The Paper House is still standing, and can be toured in the company of Stenman's grandniece Edna Beaudoin, who inherited the gig from her mother. The varnished paper walls, floor and ceilings are joined by paper furnishings and decorative elements. Stenman's paper home is electrified and plumbed, and can be toured for the entirely reasonable sum of $1.50.

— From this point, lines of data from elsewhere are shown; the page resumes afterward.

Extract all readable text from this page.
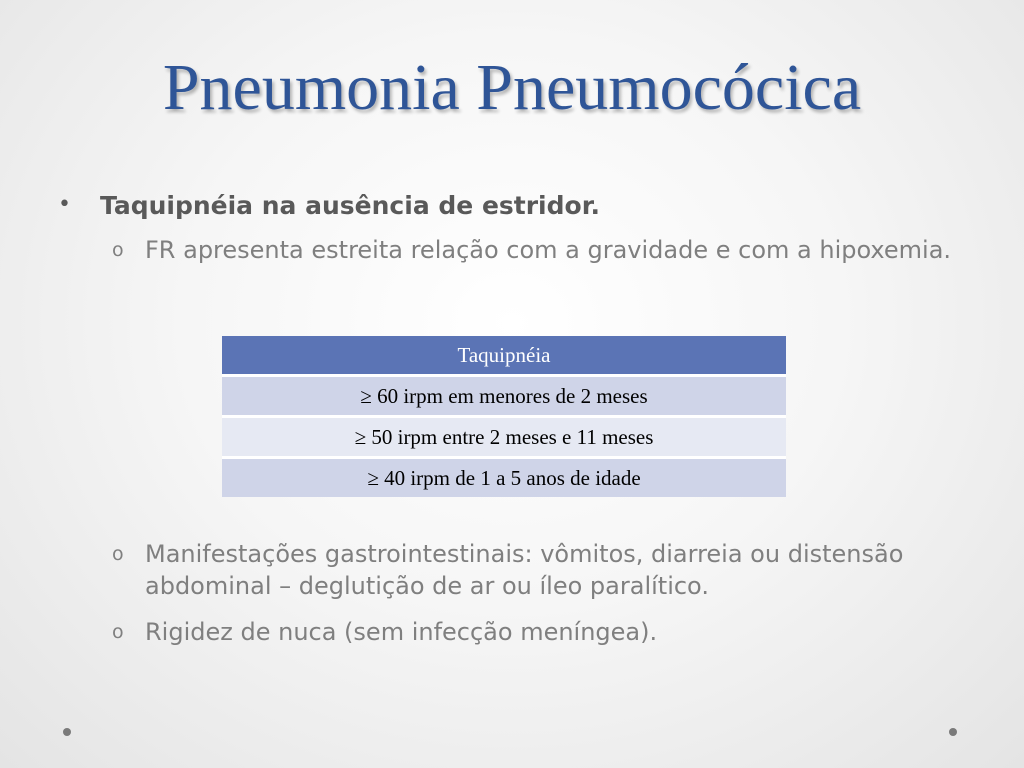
Pneumonia Pneumocócica
• Taquipnéia na ausência de estridor.
o FR apresenta estreita relação com a gravidade e com a hipoxemia.
Taquipnéia
≥ 60 irpm em menores de 2 meses
≥ 50 irpm entre 2 meses e 11 meses
≥ 40 irpm de 1 a 5 anos de idade
o Manifestações gastrointestinais: vômitos, diarreia ou distensão abdominal – deglutição de ar ou íleo paralítico.
o Rigidez de nuca (sem infecção meníngea).
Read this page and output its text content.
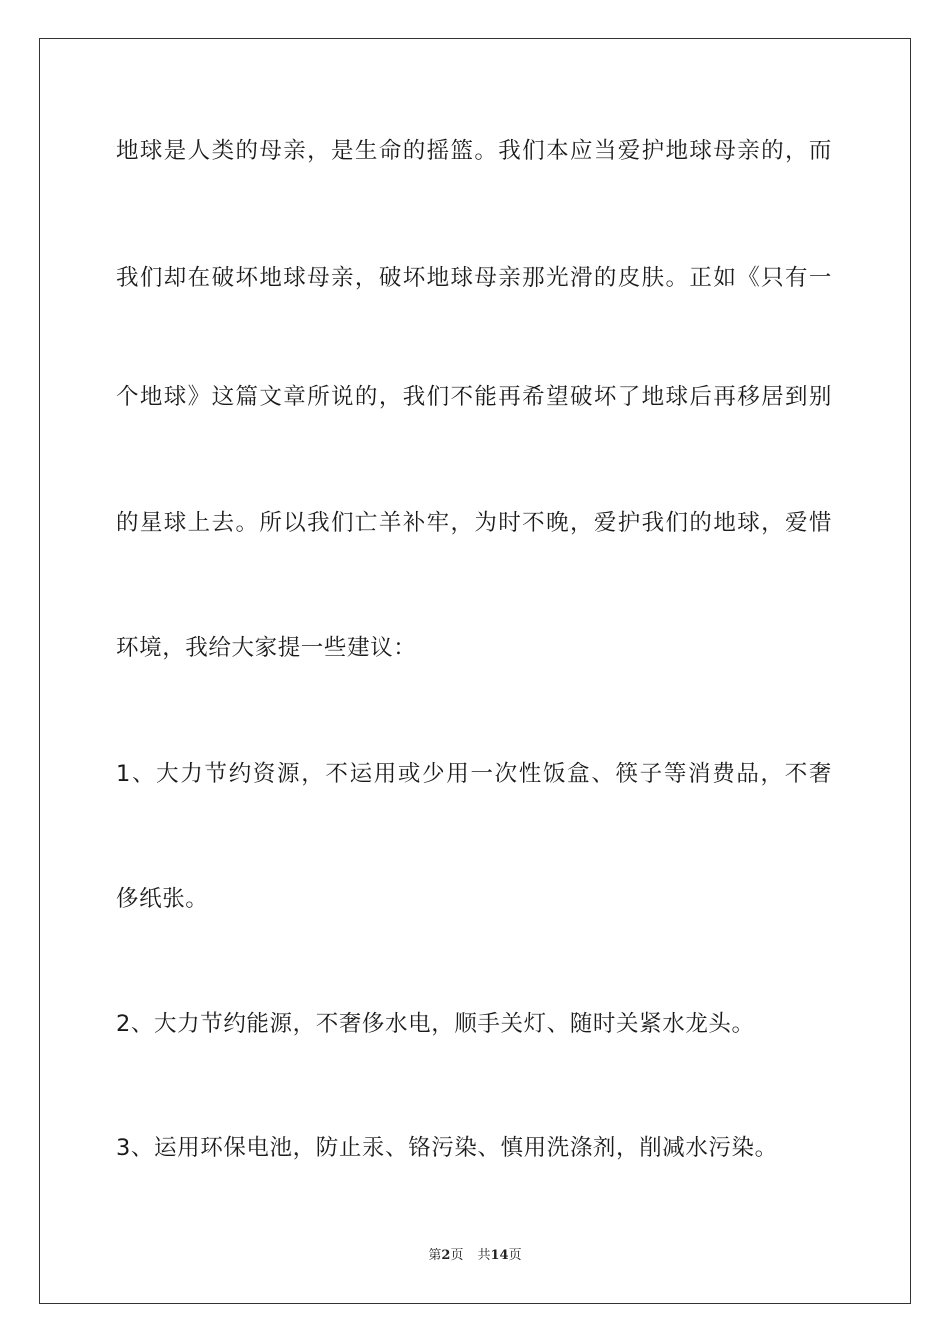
地球是人类的母亲，是生命的摇篮。我们本应当爱护地球母亲的，而
我们却在破坏地球母亲，破坏地球母亲那光滑的皮肤。正如《只有一
个地球》这篇文章所说的，我们不能再希望破坏了地球后再移居到别
的星球上去。所以我们亡羊补牢，为时不晚，爱护我们的地球，爱惜
环境，我给大家提一些建议：
1、大力节约资源，不运用或少用一次性饭盒、筷子等消费品，不奢
侈纸张。
2、大力节约能源，不奢侈水电，顺手关灯、随时关紧水龙头。
3、运用环保电池，防止汞、铬污染、慎用洗涤剂，削减水污染。
第2页 共14页
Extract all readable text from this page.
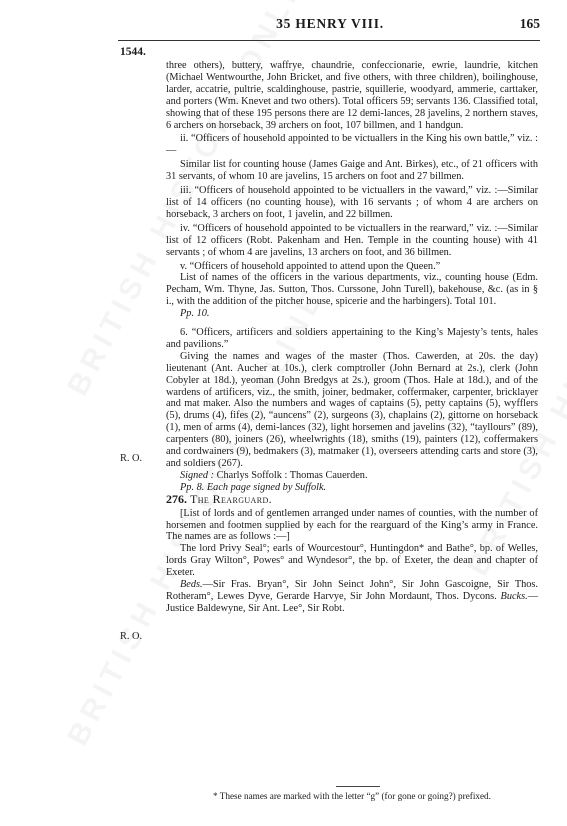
35 HENRY VIII.	165
1544.
R. O.
R. O.

three others), buttery, waffrye, chaundrie, confeccionarie, ewrie, laundrie, kitchen (Michael Wentwourthe, John Bricket, and five others, with three children), boilinghouse, larder, accatrie, pultrie, scaldinghouse, pastrie, squillerie, woodyard, ammerie, carttaker, and porters (Wm. Knevet and two others). Total officers 59; servants 136. Classified total, showing that of these 195 persons there are 12 demi-lances, 28 javelins, 2 northern staves, 6 archers on horseback, 39 archers on foot, 107 billmen, and 1 handgun.

ii. “Officers of household appointed to be victuallers in the King his own battle,” viz. :—

Similar list for counting house (James Gaige and Ant. Birkes), etc., of 21 officers with 31 servants, of whom 10 are javelins, 15 archers on foot and 27 billmen.

iii. “Officers of household appointed to be victuallers in the vaward,” viz. :—Similar list of 14 officers (no counting house), with 16 servants ; of whom 4 are archers on horseback, 3 archers on foot, 1 javelin, and 22 billmen.

iv. “Officers of household appointed to be victuallers in the rearward,” viz. :—Similar list of 12 officers (Robt. Pakenham and Hen. Temple in the counting house) with 41 servants ; of whom 4 are javelins, 13 archers on foot, and 36 billmen.

v. “Officers of household appointed to attend upon the Queen.”

List of names of the officers in the various departments, viz., counting house (Edm. Pecham, Wm. Thyne, Jas. Sutton, Thos. Curssone, John Turell), bakehouse, &c. (as in § i., with the addition of the pitcher house, spicerie and the harbingers). Total 101.

Pp. 10.

6. “Officers, artificers and soldiers appertaining to the King’s Majesty’s tents, hales and pavilions.”

Giving the names and wages of the master (Thos. Cawerden, at 20s. the day) lieutenant (Ant. Aucher at 10s.), clerk comptroller (John Bernard at 2s.), clerk (John Cobyler at 18d.), yeoman (John Bredgys at 2s.), groom (Thos. Hale at 18d.), and of the wardens of artificers, viz., the smith, joiner, bedmaker, coffermaker, carpenter, bricklayer and mat maker. Also the numbers and wages of captains (5), petty captains (5), wyfflers (5), drums (4), fifes (2), “auncens” (2), surgeons (3), chaplains (2), gittorne on horseback (1), men of arms (4), demi-lances (32), light horsemen and javelins (32), “tayllours” (89), carpenters (80), joiners (26), wheelwrights (18), smiths (19), painters (12), coffermakers and cordwainers (9), bedmakers (3), matmaker (1), overseers attending carts and store (3), and soldiers (267).

Signed : Charlys Soffolk : Thomas Cauerden.

Pp. 8. Each page signed by Suffolk.

276. The Rearguard.

[List of lords and of gentlemen arranged under names of counties, with the number of horsemen and footmen supplied by each for the rearguard of the King’s army in France. The names are as follows :—]

The lord Privy Seal°; earls of Wourcestour°, Huntingdon* and Bathe°, bp. of Welles, lords Gray Wilton°, Powes° and Wyndesor°, the bp. of Exeter, the dean and chapter of Exeter.

Beds.—Sir Fras. Bryan°, Sir John Seinct John°, Sir John Gascoigne, Sir Thos. Rotheram°, Lewes Dyve, Gerarde Harvye, Sir John Mordaunt, Thos. Dycons. Bucks.—Justice Baldewyne, Sir Ant. Lee°, Sir Robt.

* These names are marked with the letter “g” (for gone or going?) prefixed.
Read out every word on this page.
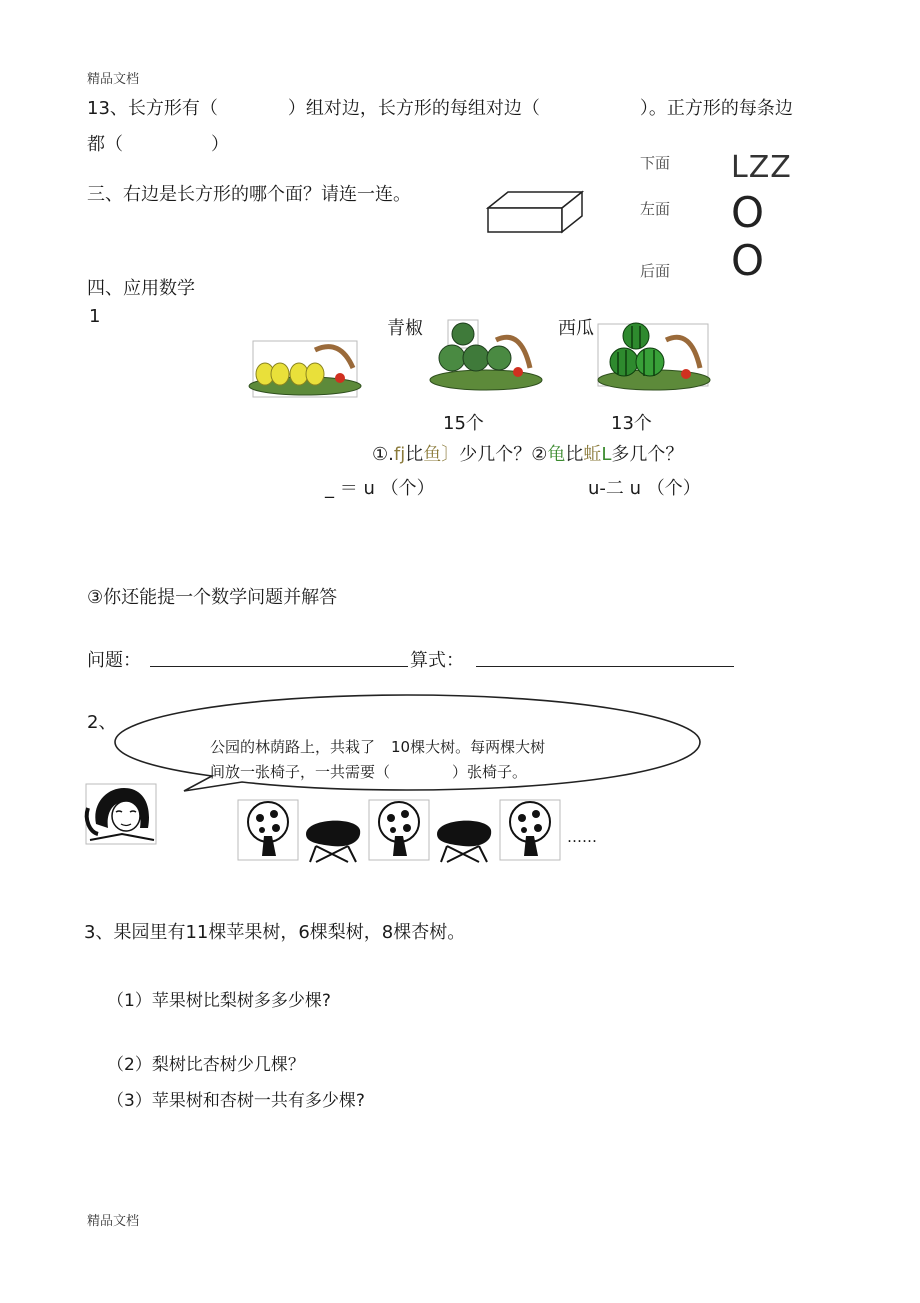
精品文档
13、长方形有（	）组对边，长方形的每组对边（	）。正方形的每条边
都（	）
三、右边是长方形的哪个面？请连一连。
下面
左面
后面
LZZ
O
O
四、应用数学
1
青椒	西瓜
15个	13个
①.fj比鱼〕少几个？②龟比蚯L多几个？
_ ＝ u （个）	u-二 u （个）
③你还能提一个数学问题并解答
问题：	算式：
2、
公园的林荫路上，共栽了 10棵大树。每两棵大树
间放一张椅子，一共需要（	）张椅子。
……
3、果园里有11棵苹果树，6棵梨树，8棵杏树。
（1）苹果树比梨树多多少棵?
（2）梨树比杏树少几棵？
（3）苹果树和杏树一共有多少棵?
精品文档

Well, let me see. (Elis Stemnan) started out making a house for the summer. The framework to the house is wood-just like any other house-it has a regular wooden floor and wooden roof. The wall material, which was supposed to be insulation really, is pressed paper about an inch thick. It's just layers and layers of newspaper, glue, and varnish on the outside That keeps it pretty water-proof actually. This was done in 1924 and he lived here in the summertime up until 1930. Actually, I guess he was supposed to cover the outside with clapboards, but he just didn't. You know, he was curious. He wanted to see what would happen to the paper, and, well, here it is, some 70 years later.
Have you re varnished it?
Oh yes, lots of extra varnish on the Paper House walls. When the house was built, of course, the porch wasn't here. That was built sometime in the early '30s. So the porch roof really protects the bottom part of the Paper House walls. The top section up there on the peaks of the roof that has shingles on it. Roofing shingles, so there really isn't any paper exposed to the weather. Rain blows in, sometimes snow, but it's held up pretty well considering how old it is. We really don't varnish the inside of the house because the more you put on, the darker it gets and we really just like to leave it so you can still read the papers.
After the wall material was made, and he was living in it, he made the furniture. The furniture is made out of little paper logs. The little rolls of paper are maybe a half inch thick and they're all cut to different sizes-cut with a knife. Then they're glued together or nailed together.